The research presented at CROI shows something not at all surprising: Medicines generally only work if you take them regularly. We know this is true for people living with HIV, where numerous studies have demonstrated the strong link between adherence and a range of positive outcomes (undetectable viral load, high CD4 count, lower rates of death). Issues around adherence will need to be hashed out -- with a particular focus on adherence support systems -- if PrEP is ever to meet its promise.

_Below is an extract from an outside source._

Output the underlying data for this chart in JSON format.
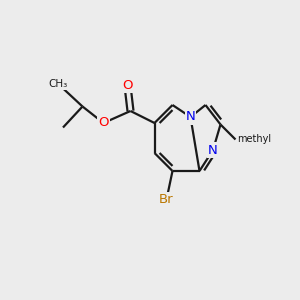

D Donnell, J Baeten, C Hendrix, et al. Tenofovir Disoproxil Fumarate Drug Levels Indicate PrEP Use Is Strongly Correlated with HIV-1 Protective Effects: Kenya and Uganda. 19th Conference on Retroviruses and Opportunistic Infections (CROI 2012). Seattle, WA. March 5-8, 2012. Abstract 30.

P Anderson, A Liu, S Buchbinder, and the iPrEx Study Team. Intracellular Tenofovir-DP Concentrations Associated with PrEP Efficacy in MSM from iPrEx. 19th Conference on Retroviruses and Opportunistic Infections (CROI 2012). Seattle, WA. March 5-8, 2012. Abstract 31LB.